Evolution Mining’s Jake Klein looks beyond the gold bull market

“We don’t believe bigger is better – margin is what we should focus on rather than volume,” he says. “We always said six to eight assets, while continually upgrading the quality of your portfolio.”

Klein – a mining industry veteran who founded ASX-listed Chinese gold miner Sino Gold in the 1990s, sold the company to Eldorado for $2 billion in 2009, joined Conquest Mining and sealed a merger to create Evolution Mining – has steadily been working to achieve this goal.

When the gold price is weaker, that’s when there are “stresses in the system”, says Klein. And that’s when he has previously seized on deal-making opportunities, using debt to fund a succession of strategic acquisitions in recent years.

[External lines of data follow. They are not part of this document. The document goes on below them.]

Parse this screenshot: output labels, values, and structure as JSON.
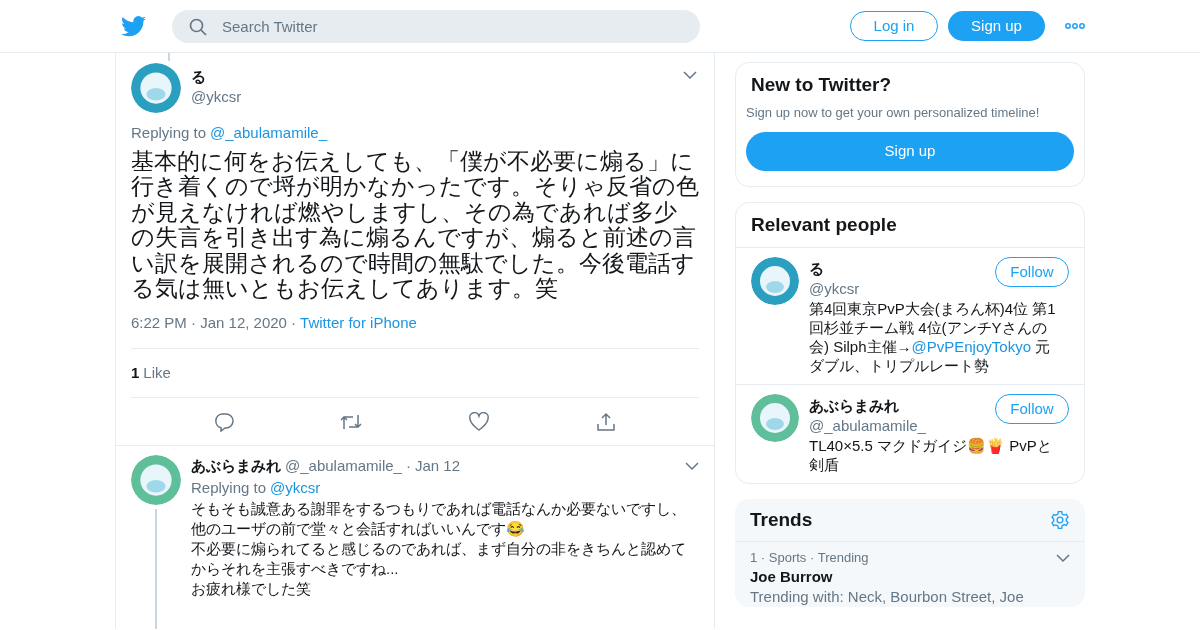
{
  "header": {
    "search_placeholder": "Search Twitter",
    "login": "Log in",
    "signup": "Sign up"
  },
  "main_tweet": {
    "name": "る",
    "handle": "@ykcsr",
    "replying_label": "Replying to",
    "replying_to": "@_abulamamile_",
    "text_lines": [
      "基本的に何をお伝えしても、「僕が不必要に煽る」に",
      "行き着くので埒が明かなかったです。そりゃ反省の色",
      "が見えなければ燃やしますし、その為であれば多少",
      "の失言を引き出す為に煽るんですが、煽ると前述の言",
      "い訳を展開されるので時間の無駄でした。今後電話す",
      "る気は無いともお伝えしてあります。笑"
    ],
    "time": "6:22 PM · Jan 12, 2020 ·",
    "source": "Twitter for iPhone",
    "like_count": "1",
    "like_label": "Like"
  },
  "reply": {
    "name": "あぶらまみれ",
    "handle": "@_abulamamile_",
    "separator": "·",
    "date": "Jan 12",
    "replying_label": "Replying to",
    "replying_to": "@ykcsr",
    "lines": [
      "そもそも誠意ある謝罪をするつもりであれば電話なんか必要ないですし、",
      "他のユーザの前で堂々と会話すればいいんです😂",
      "不必要に煽られてると感じるのであれば、まず自分の非をきちんと認めて",
      "からそれを主張すべきですね...",
      "お疲れ様でした笑"
    ]
  },
  "new_to_twitter": {
    "title": "New to Twitter?",
    "subtitle": "Sign up now to get your own personalized timeline!",
    "button": "Sign up"
  },
  "relevant_people": {
    "title": "Relevant people",
    "people": [
      {
        "name": "る",
        "handle": "@ykcsr",
        "follow": "Follow",
        "color": "#2a9fc0",
        "bio": [
          {
            "kind": "text",
            "text": "第4回東京PvP大会(まろん杯)4位 第1回杉並チーム戦 4位(アンチYさんの会) Silph主催→"
          },
          {
            "kind": "link",
            "text": "@PvPEnjoyTokyo"
          },
          {
            "kind": "text",
            "text": " 元ダブル、トリプルレート勢"
          }
        ]
      },
      {
        "name": "あぶらまみれ",
        "handle": "@_abulamamile_",
        "follow": "Follow",
        "color": "#5fbf9a",
        "bio": [
          {
            "kind": "text",
            "text": "TL40×5.5 マクドガイジ🍔🍟 PvPと剣盾"
          }
        ]
      }
    ]
  },
  "trends": {
    "title": "Trends",
    "items": [
      {
        "meta": "1 · Sports · Trending",
        "name": "Joe Burrow",
        "detail": "Trending with: Neck, Bourbon Street, Joe"
      }
    ]
  }
}
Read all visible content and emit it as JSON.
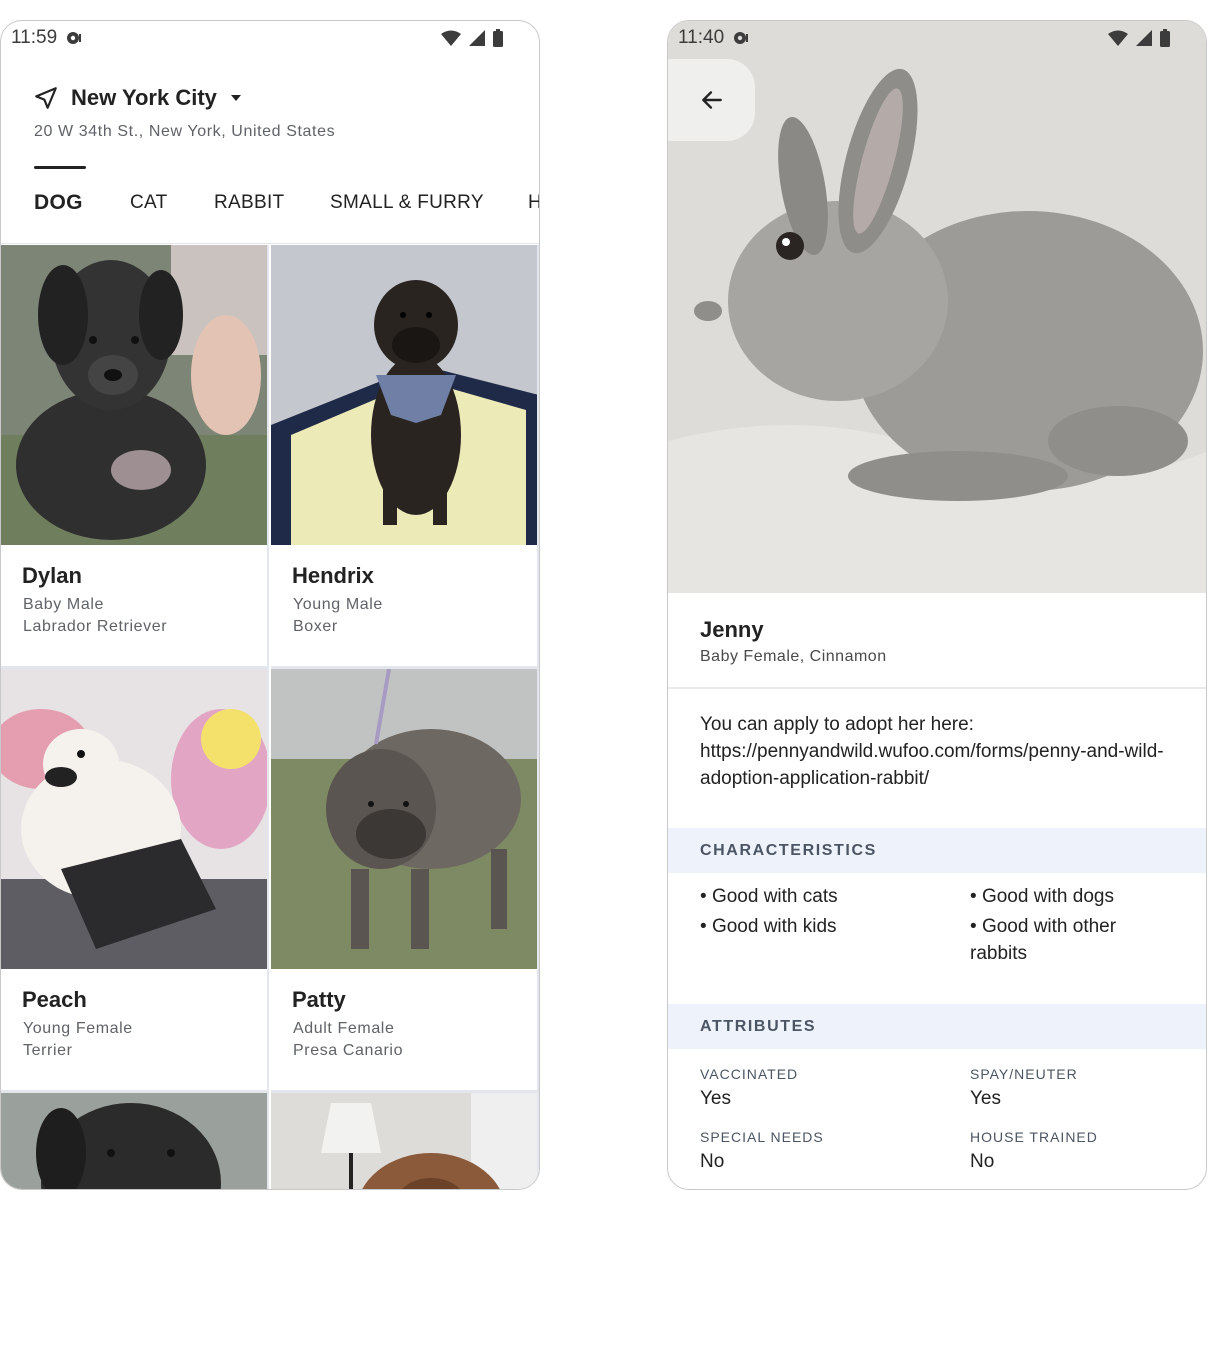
{
  "browse_screen": {
    "status": {
      "time": "11:59"
    },
    "location": {
      "city": "New York City",
      "address": "20 W 34th St., New York, United States"
    },
    "tabs": [
      {
        "label": "DOG",
        "active": true
      },
      {
        "label": "CAT",
        "active": false
      },
      {
        "label": "RABBIT",
        "active": false
      },
      {
        "label": "SMALL & FURRY",
        "active": false
      },
      {
        "label": "H",
        "active": false
      }
    ],
    "pets": [
      {
        "name": "Dylan",
        "age_gender": "Baby Male",
        "breed": "Labrador Retriever"
      },
      {
        "name": "Hendrix",
        "age_gender": "Young Male",
        "breed": "Boxer"
      },
      {
        "name": "Peach",
        "age_gender": "Young Female",
        "breed": "Terrier"
      },
      {
        "name": "Patty",
        "age_gender": "Adult Female",
        "breed": "Presa Canario"
      }
    ]
  },
  "detail_screen": {
    "status": {
      "time": "11:40"
    },
    "pet": {
      "name": "Jenny",
      "subtitle": "Baby Female, Cinnamon",
      "description": "You can apply to adopt her here: https://pennyandwild.wufoo.com/forms/penny-and-wild-adoption-application-rabbit/"
    },
    "characteristics": {
      "heading": "CHARACTERISTICS",
      "items": [
        "Good with cats",
        "Good with dogs",
        "Good with kids",
        "Good with other rabbits"
      ]
    },
    "attributes": {
      "heading": "ATTRIBUTES",
      "items": [
        {
          "label": "VACCINATED",
          "value": "Yes"
        },
        {
          "label": "SPAY/NEUTER",
          "value": "Yes"
        },
        {
          "label": "SPECIAL NEEDS",
          "value": "No"
        },
        {
          "label": "HOUSE TRAINED",
          "value": "No"
        }
      ]
    }
  }
}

“Right now, the Australian sector is in rude health – very few companies are under stress, capital is available … how are you going to improve the quality of your portfolio?” he asks. “In a cyclical sector, you’ve got to do things that are counter-cyclical.”

Now the second-largest ASX-listed gold miner, Evolution has become a cashed-up mid-tier miner with a portfolio of six assets – wholly owning Cowal in NSW, Mt Carlton, Cracow and Mt Rawdon in Queensland and Mungari in Western Australia, while holding an interest in Glencore’s Ernest Henry copper-gold mine in Queensland. In November, Klein also sealed a $500 million deal with the world’s bigger gold miner, Newmont Goldcorp, to buy its Red Lake gold mining complex in Canada, with the acquisition expected to be completed by next month.

Australia’s mid-tier gold sector – including the likes of Evolution, Northern Star, St Barbara and Saracen – has generally delivered better returns for their investors than the majors, says Klein.

“The mid-tier space has been the best space for shareholders,” he says.


Evolution has faced setbacks at two of its mines in the past six months. First, pit wall instability problems disrupted its Mr Rawdon mine in the September quarter. Then in January, Evolution announced drilling had revealed that the orebodies at Mt Carlton were narrower than its modelling had first forecast. The discovery slashed the mine’s expected output by 27 per cent for the full year.

The bad news from Mt Carlton caused Evolution to warn its entire group production would come in at the lower end of its guidance of 725,000 to 775,000 ounces and sent its share price on a brief slide. “A shaky start to the year,” as one analyst put it. But with more promising exploration potential recently uncovered at its Cowal and Mungari gold mines, and the announcement that Evolution was now debt-free with cash in the bank of $170 million after repaying a bank debt of $275 million, analysts appeared largely unfazed by the setbacks, pointing out that Evolution remained one of the lowest-cost and highest-margin gold producers both on the ASX and globally.

As for its latest acquisition, the Red Lake mine in Canada’s Ontario province is currently making a loss, requiring substantial investment to turn it around. Red Lake is a high-cost asset, presently producing gold for about $US1600 an ounce. Once the acquisition is completed, Evolution has committed to spending $US100 on existing operations and $US50 million on exploration in an effort to improve the asset’s performance over the next three years.

“It’s a case of demonstrating Red Lake was a really good acquisition,” says Klein. “It’s a ‘show-me’ phase for that asset.”